Train is 50% more than car
So train speed = x*(100+50)/100 = 150x/100 = 3x/2 kmph.

In the second step. Let us consider an example a train can reach the destination without stopping at the stations in 10 mins. So the actual time is 10 mins. If it takes extra 2 mins while stopping at the stations. So 10+2=12 mins.

A car if totally takes 12 mins to reach the destination. Train Time taken by train i.e. 12 mins = Time taken by car i.e. 12 mins //Both takes equal time.

10(actual time)+2(extra time) //train = 12 //car.

12-10 = 2 ---->1

NOW COMPARING 1 with our problem. The Extra time taken for the train is given that is 12.5 mins.
Hence the equation will be:
(time taken by car) - (actual time taken by train) = extra time taken by the train.

75/x -75/(3x/2) = 12.5/60.

Since we don't know the time taken by car. Time = distance/speed. So, 75/x similarly for train as 75/(3x/2).

So 75/x -75/(3x/2) = 12.5/60. By solving get the x.

Hi, Actually we get speed as 25 only since.

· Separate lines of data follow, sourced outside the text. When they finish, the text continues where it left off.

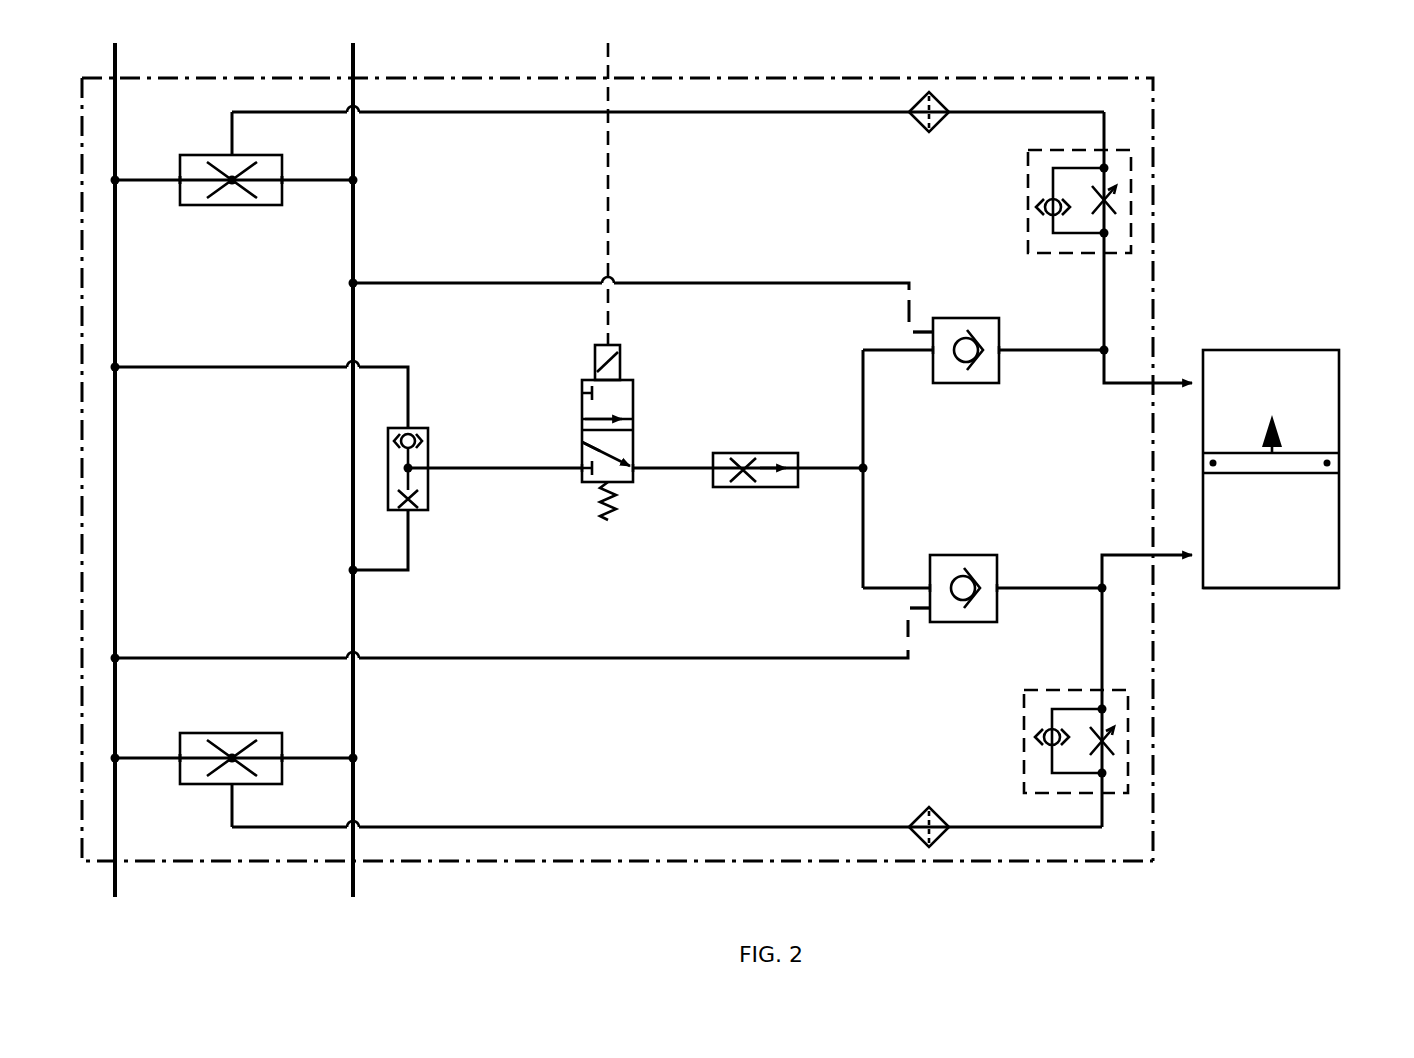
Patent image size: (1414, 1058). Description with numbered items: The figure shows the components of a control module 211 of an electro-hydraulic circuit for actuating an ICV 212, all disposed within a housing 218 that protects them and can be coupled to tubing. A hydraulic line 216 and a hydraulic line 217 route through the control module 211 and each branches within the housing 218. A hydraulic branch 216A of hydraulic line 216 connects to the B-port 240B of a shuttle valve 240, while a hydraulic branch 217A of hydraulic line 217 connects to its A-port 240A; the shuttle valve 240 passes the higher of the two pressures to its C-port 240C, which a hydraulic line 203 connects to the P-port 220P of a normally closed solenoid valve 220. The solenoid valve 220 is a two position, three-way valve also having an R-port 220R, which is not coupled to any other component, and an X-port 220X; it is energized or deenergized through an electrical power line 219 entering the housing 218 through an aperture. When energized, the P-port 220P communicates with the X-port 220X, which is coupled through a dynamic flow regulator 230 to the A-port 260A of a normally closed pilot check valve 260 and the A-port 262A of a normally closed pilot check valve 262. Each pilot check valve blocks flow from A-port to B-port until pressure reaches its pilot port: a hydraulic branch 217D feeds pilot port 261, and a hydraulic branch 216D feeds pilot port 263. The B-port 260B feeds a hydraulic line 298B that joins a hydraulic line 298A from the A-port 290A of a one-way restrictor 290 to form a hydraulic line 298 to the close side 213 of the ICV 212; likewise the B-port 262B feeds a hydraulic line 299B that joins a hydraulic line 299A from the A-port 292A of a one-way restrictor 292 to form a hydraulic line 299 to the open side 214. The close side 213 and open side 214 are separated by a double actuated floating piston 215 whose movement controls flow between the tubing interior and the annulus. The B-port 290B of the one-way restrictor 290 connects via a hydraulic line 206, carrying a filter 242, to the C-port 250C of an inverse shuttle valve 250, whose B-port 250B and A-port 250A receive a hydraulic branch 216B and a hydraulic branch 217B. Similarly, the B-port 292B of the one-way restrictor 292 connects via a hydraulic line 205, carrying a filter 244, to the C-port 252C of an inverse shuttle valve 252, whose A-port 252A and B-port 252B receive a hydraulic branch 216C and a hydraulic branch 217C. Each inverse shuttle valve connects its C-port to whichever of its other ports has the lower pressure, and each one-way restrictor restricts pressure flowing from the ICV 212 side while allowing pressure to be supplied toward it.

The hydraulic line 203 is at (500, 477).
The hydraulic line 205 is at (615, 825).
The hydraulic line 206 is at (512, 118).
The control module 211 is at (1162, 818).
The ICV 212 is at (1283, 340).
The close side 213 is at (1249, 409).
The open side 214 is at (1249, 544).
The double actuated floating piston 215 is at (1308, 462).
The hydraulic line 216 is at (120, 435).
The hydraulic branch 216A is at (220, 352).
The hydraulic branch 216B is at (148, 172).
The hydraulic branch 216C is at (150, 768).
The hydraulic branch 216D is at (610, 650).
The hydraulic line 217 is at (360, 702).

Speed = Distance/(Time x Extra time).

Speed = 25/(125/600) => (25 x 24)/5 = 120.

Hi guys let me explain in this way.

Given that both reached the distance 75 km at the same time.

That indicates the time taken by car is equal to the time taken by train.

However the time taken by train also includes the delay times due to stations.

Thus,

Train time = distance/speed + 12.5 min (total time).

Cars time = distance/speed (total time).

As distance = 75 km it is clear but.

The speed of train is 50% faster, means 50% more.

If car speed = S then 50% more is.

S+(50/100)S.

Substitute the equation and you can see the answer your self.

Time taken for car - time taken for train = 5/24 hr.

This equation is derived because both start at same time and end at same time.

Let speed of car = c kmph.

So speed of train be c + (50/100)c = (3/2)c.

Time taken by car to cover 75 km distance t1 = 75/c.

Time taken by train to cover 75 km distance t2 = (75*2/3c).

But it is given train lost 12.5 m while stopping at the stations.

So,

Actual time taken by train when stopping at stations to cover 75 km = (75*2/3c) + (12.5/60).

It is given that.

Both start from point A at the same time and reach point B 75 kms away from A at the same time.

75/c = (75*2/3c) + (12.5/60).

c = 120 kmph.

Assume the car speed as 120 km/hr.
If cars speed is 120 km/hr then it reaches 75 km in 37.5 min(explained below).

Since 120 km/hr is 120 km/60 min, which is 2 km/1 min.
Therefore for 75 km it takes 37.5 min.


Train speed is 50% higher so it will be 180km/hr.
180 km/hr is 180 km/60 min, which is 3km/min.

Therefore for 75 km it takes 25 min.
It lost 12.5 min in stopping so total time taken by train is (25+12.5) = 37.5 min.

Therefore our assumption is correct. Answer is 120 km/hr.

@Neo, your method is good. I just want to know how you got that 32.5? please elaborate?

Let as take car speed as =100 than train speed is 50% faster than car so 100+50=150.

Let the speed of the car be 10km/h and so as the speed of the train is 50% more ie 50% of 10 is 5 and so the speed of the train can be assumed to be 15km/h. Based on this assumption also this problem can be solved.